Environmental impact of the deployment of the solar farm in the Bas Seletar reservoir to be carried out
SINGAPORE – A detailed study of the environmental impacts of building a floating solar farm in the Lower Seletar Reservoir – which could be Singapore’s largest reservoir – will soon be conducted.
National water agency PUB told the Straits Times that the reservoir has been identified by the National Parks Board as a key corridor to facilitate animal movement between key habitats in the Central Catchment Nature Reserve, Simpang -Khatib Bongsu and Coney Island.
PUB is therefore committed to carrying out detailed environmental studies and impact assessment, to ensure that any deployment of solar panels is done in an environmentally friendly manner, its spokesperson said.
To help Singapore meet its growing clean energy needs, the agency previously identified the Lower Seletar Reservoir as a potential site for a large-scale 100 megawatt-peak (MWp) solar farm and the Pandan Reservoir for a 44 MWp.
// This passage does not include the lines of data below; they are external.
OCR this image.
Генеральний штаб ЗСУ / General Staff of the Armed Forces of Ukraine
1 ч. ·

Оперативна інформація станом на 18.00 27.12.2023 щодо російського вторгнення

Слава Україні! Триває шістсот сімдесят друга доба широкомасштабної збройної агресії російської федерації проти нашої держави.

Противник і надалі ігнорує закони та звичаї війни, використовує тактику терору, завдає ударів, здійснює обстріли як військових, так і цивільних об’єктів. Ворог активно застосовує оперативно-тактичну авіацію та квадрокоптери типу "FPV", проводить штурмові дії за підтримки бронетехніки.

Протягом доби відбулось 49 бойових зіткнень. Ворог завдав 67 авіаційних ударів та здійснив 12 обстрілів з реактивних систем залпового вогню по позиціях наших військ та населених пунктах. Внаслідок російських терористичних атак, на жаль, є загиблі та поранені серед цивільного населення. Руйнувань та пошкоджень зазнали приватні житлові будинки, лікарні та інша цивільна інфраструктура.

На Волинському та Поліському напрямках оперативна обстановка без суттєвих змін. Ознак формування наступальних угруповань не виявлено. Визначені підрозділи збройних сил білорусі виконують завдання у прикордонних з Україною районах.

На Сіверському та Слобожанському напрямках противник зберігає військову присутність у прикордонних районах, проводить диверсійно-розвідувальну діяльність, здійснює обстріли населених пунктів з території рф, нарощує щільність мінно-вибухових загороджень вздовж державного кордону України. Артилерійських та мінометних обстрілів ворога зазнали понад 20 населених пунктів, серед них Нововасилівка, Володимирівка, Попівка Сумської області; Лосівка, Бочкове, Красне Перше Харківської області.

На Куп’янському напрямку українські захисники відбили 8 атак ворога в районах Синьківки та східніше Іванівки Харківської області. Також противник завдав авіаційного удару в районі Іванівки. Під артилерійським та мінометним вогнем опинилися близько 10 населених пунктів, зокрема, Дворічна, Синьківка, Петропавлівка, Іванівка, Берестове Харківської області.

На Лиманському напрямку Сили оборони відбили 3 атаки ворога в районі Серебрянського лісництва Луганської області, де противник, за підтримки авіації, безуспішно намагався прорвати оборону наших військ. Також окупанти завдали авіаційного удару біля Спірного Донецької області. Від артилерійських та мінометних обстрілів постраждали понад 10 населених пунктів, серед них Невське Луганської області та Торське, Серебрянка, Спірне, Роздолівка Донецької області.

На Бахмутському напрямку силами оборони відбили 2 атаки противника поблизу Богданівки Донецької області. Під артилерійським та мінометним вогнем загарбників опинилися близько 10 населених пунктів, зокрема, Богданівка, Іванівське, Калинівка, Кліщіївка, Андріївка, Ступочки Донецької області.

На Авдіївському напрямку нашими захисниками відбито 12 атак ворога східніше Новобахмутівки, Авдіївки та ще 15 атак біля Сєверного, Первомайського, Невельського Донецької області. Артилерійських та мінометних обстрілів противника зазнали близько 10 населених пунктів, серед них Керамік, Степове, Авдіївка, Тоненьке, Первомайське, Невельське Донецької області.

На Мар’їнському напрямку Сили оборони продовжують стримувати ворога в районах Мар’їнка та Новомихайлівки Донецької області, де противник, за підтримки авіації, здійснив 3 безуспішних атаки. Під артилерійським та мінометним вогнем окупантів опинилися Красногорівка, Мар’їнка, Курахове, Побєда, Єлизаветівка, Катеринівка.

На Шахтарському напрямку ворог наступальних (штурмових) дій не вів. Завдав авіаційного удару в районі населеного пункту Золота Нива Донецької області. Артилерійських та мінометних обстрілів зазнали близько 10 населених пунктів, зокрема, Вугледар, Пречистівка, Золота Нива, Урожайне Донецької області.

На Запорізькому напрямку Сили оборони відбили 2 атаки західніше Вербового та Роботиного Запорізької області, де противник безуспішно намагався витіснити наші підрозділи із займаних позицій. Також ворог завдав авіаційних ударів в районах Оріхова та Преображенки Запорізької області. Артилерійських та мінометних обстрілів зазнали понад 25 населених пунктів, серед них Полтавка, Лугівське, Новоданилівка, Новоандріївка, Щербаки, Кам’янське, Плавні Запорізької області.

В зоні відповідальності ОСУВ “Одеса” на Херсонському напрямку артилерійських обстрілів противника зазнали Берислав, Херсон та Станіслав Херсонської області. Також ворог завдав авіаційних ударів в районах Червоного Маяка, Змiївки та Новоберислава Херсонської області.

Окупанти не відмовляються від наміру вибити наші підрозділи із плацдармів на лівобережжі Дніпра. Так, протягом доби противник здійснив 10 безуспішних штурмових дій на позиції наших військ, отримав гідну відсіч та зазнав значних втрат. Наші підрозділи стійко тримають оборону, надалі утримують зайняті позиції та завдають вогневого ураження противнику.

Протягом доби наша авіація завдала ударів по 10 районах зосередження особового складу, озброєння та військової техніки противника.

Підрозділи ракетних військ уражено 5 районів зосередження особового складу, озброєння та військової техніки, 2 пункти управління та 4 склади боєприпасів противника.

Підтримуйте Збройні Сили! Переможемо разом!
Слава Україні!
Feasibility studies are currently planned to determine the viability of installing solar panels in the two reservoirs, as the Republic aims to install at least 2 GWp of solar photovoltaic (PV) capacity by 2030.
Singapore’s first large-scale floating solar farm was deployed at Tengeh Reservoir in July last year, with a capacity of 60 MWp.
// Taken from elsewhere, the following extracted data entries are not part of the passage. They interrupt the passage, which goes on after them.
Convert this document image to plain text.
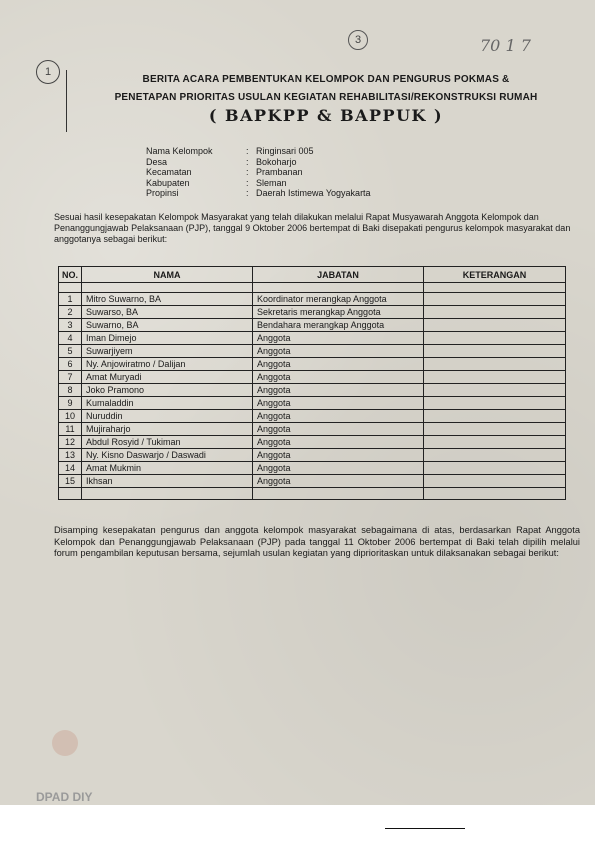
3	70 1 7
1
BERITA ACARA PEMBENTUKAN KELOMPOK DAN PENGURUS POKMAS &
PENETAPAN PRIORITAS USULAN KEGIATAN REHABILITASI/REKONSTRUKSI RUMAH
( BAPKPP & BAPPUK )
Nama Kelompok	: Ringinsari 005
Desa	: Bokoharjo
Kecamatan	: Prambanan
Kabupaten	: Sleman
Propinsi	: Daerah Istimewa Yogyakarta
Sesuai hasil kesepakatan Kelompok Masyarakat yang telah dilakukan melalui Rapat Musyawarah Anggota Kelompok dan Penanggungjawab Pelaksanaan (PJP), tanggal 9 Oktober 2006 bertempat di Baki disepakati pengurus kelompok masyarakat dan anggotanya sebagai berikut:
NO.	NAMA	JABATAN	KETERANGAN

1	Mitro Suwarno, BA	Koordinator merangkap Anggota	
2	Suwarso, BA	Sekretaris merangkap Anggota	
3	Suwarno, BA	Bendahara merangkap Anggota	
4	Iman Dimejo	Anggota	
5	Suwarjiyem	Anggota	
6	Ny. Anjowiratmo / Dalijan	Anggota	
7	Amat Muryadi	Anggota	
8	Joko Pramono	Anggota	
9	Kumaladdin	Anggota	
10	Nuruddin	Anggota	
11	Mujiraharjo	Anggota	
12	Abdul Rosyid / Tukiman	Anggota	
13	Ny. Kisno Daswarjo / Daswadi	Anggota	
14	Amat Mukmin	Anggota	
15	Ikhsan	Anggota	

Disamping kesepakatan pengurus dan anggota kelompok masyarakat sebagaimana di atas, berdasarkan Rapat Anggota Kelompok dan Penanggungjawab Pelaksanaan (PJP) pada tanggal 11 Oktober 2006 bertempat di Baki telah dipilih melalui forum pengambilan keputusan bersama, sejumlah usulan kegiatan yang diprioritaskan untuk dilaksanakan sebagai berikut:
DPAD DIY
PUB said the proposed installation of solar panels in the Lower Seletar Reservoir would take up about a third of the reservoir’s surface area, with detailed studies needed to determine the exact coverage and layout of the panels.
Its spokesperson added that at the Tengeh reservoir, an environmental impact study and an environmental monitoring and management plan have been carried out to minimize the impact of the installation of the solar panels during the phases of construction and post-construction.
Findings and observations revealed that there were no observable changes in the water quality of the reservoir, the PUB said.
The solar photovoltaic system has also been designed to allow enough sunlight and air to enter the water, thereby supporting aquatic life and minimizing any impact on reservoir water quality. -he adds.
Aerators have also been deployed to maintain the amount of dissolved oxygen in the water, with strict requirements on the selection of materials for the various system components. These plans will also be studied and carefully considered before deployment in other reservoirs.
“We saw gray herons, white-bellied eagles, bald eagles around the floating solar panel installation, with camera traps capturing otters on the solar panel system,” the spokesperson said. from the pub.
Nature lovers, however, fear that birds in the forested areas surrounding the Lower Seletar Reservoir will suffer a loss of feeding grounds if the floating solar panels are deployed.
Dr Shawn Lum, President of the Nature Society (Singapore), said the reservoir is bordered by secondary forests containing many albizias, which are tall, fast growing and serve as important habitat for large birds such as the white-bellied sea eagle and the locally endangered grey-headed fish eagle.
These eagles depend on areas where fish are plentiful, such as in catchment reservoirs. Other birds such as terns may also feed on fish, while swallows and bats may skim the surface of the water looking for insects.